On the PROJ side, a number of fixes and enhancements have been done:
- missing documentation for a few functions, the evolution of cs2cs and the new projinfo utility has been added
- the parser of the WKT CONCATENATEDOPERATION construct can now understand step presented in a reverse order
- a few iterations to update the syntax parsing rules of WKT2:2018 following the latest adjustments done by the OGC WKT Standard Working Group
- in my previous work, I had introduced a "PROJ 5" to export CRS using pipeline/unitconvert/axisswap as an attempt of improving the PROJ.4 format used by GDAL and other products. However after discussion with other PROJ developers, we realize that it is likely a dead-end since it is still lossy in many aspects and can cause confusion with coodinate operations. Consequently the PROJ_5 convention will be identical to PROJ_4 for CRS export. And the use of PROJ strings to express CRS themselves is discouraged. It can still makes sense if using the "early-binding" approach and specifying towgs84/nadgrids/geoidgrids parameters. But in a late-binding approach, WKT is much more powerful to capture important information like geodetic datum names.
- when examining how the new code I added those past months with the existing PROJ codebase, it became clear that there was a confusion when importing PROJ strings expressing coordinate operations versus PROJ strings expressing a CRS. So for the later use case, a "+type=crs" must be added in the PROJ string. As a consequence the proj_create_from_proj_string() and proj_create_from_user_input() functions have been removed, and proj_create() can now been used for all types of PROJ strings.
- The PROJ_LIB environment variable now supports multiple paths, separated by colon on Unix and semi-colon on Windows

On the GDAL side,
  • the OGRCoordinateTransformation now uses the PROJ API to automatically compute the best transformation pipeline, enabling late-binding capabilities. In the case where the user does not provide an explicit area of use and several coordinate operations are possible, the Transform() method can automatically switches between coordinate operations given the input coordinate values. This should offer behaviour similar to previous versions  for example for NAD27 to NAD83 conversion when PROJ had a +nadgrids=@conus,@alaska,@ntv2_0.gsb,@ntv1_can.dat hardcoded rule. This dymanic selection logic has also been moved to PROJ proj_create_crs_to_crs() function. Note that however this might not always lead to the desired results, so specifying a precise area of interest, or even a specific coordinate operation, is preferred when full control is needed.

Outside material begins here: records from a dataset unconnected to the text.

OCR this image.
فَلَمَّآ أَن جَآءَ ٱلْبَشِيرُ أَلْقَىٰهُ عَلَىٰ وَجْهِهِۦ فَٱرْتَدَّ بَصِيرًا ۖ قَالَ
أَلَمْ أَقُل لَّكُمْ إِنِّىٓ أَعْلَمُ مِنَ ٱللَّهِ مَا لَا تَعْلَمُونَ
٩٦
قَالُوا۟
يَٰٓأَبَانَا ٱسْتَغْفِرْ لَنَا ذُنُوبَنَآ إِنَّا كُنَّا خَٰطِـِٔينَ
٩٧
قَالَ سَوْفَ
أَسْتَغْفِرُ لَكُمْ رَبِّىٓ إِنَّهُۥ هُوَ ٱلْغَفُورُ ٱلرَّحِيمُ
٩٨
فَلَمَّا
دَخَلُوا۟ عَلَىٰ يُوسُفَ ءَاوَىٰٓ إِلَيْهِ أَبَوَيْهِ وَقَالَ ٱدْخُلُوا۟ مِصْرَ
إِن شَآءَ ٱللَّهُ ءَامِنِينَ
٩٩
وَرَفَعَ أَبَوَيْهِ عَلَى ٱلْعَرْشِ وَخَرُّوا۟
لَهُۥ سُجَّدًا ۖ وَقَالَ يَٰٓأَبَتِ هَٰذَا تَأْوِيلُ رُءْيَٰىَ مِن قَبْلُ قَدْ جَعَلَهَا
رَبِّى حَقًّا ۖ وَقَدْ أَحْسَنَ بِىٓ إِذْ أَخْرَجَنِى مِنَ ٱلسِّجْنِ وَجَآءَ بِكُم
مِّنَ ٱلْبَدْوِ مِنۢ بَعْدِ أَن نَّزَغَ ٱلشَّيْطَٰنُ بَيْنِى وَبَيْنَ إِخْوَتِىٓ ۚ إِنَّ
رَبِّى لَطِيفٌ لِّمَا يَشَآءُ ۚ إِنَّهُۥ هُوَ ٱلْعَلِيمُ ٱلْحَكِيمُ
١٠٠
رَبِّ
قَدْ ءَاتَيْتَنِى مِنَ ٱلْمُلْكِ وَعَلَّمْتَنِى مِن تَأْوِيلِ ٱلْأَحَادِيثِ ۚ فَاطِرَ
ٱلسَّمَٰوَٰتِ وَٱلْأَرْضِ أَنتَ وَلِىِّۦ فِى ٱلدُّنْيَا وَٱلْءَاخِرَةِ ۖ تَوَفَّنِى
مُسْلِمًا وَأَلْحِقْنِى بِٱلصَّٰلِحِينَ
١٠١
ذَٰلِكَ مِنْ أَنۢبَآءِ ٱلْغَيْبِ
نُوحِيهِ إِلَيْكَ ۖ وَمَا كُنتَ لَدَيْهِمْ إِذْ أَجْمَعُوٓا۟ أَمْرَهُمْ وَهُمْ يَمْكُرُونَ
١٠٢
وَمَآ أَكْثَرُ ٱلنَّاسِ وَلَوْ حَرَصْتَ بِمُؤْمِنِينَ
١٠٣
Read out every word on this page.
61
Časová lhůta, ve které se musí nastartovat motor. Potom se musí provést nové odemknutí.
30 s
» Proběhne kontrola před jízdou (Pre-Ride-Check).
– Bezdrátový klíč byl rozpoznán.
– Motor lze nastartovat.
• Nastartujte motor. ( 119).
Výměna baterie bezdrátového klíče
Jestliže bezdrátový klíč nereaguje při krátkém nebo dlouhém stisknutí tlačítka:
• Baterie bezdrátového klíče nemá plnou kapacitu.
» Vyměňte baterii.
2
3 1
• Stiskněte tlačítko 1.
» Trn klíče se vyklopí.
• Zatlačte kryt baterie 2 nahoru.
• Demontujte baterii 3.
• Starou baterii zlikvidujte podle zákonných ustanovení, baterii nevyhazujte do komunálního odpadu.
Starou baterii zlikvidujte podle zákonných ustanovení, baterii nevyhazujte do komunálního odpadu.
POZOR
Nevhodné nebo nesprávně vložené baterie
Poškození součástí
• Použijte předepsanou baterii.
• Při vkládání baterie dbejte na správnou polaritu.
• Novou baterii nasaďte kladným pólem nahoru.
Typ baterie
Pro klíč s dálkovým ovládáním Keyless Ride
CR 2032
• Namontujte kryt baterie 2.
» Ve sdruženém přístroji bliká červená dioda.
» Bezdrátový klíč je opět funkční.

  • gdalinfo, ogrinfo and gdalsrsinfo now outputs WKT2:2018 by default (can be changed with a command line switch). On the API side, the exportToWKT() method will still export WKT1 by default (can of course be changed). The rationale is that WKT consumers might not be ready yet for WKT2, so this should limit the backward compatibility issues. In the future (couple of years timeframe), this default WKT version might be upgraded when more consumers are WKT2-ready.
  • A RFC 73: Integration of PROJ6 for WKT2, late binding capabilities, time-support and unified CRS database document was created to document all the GDAL changes. After discussion with the community, this RFC has been approved
  • As a result, all of the above mentionned work has now been merged in GDAL master
  • Important practical discussion: GDAL master now depends on PROJ master (and ultimately PROJ 6.0 once it is released)
Consequently, on the pure development front, most of the work has now been completed.  As all those changes done those last months deeply impact SRS related functionnality in GDAL and PROJ, we rely now on your careful testing to spot the inevitable issues that have not yet been detected by their respective automatic regression test suites. The earlier they are detected, the easier they will be fixable, in particular if they impact the API.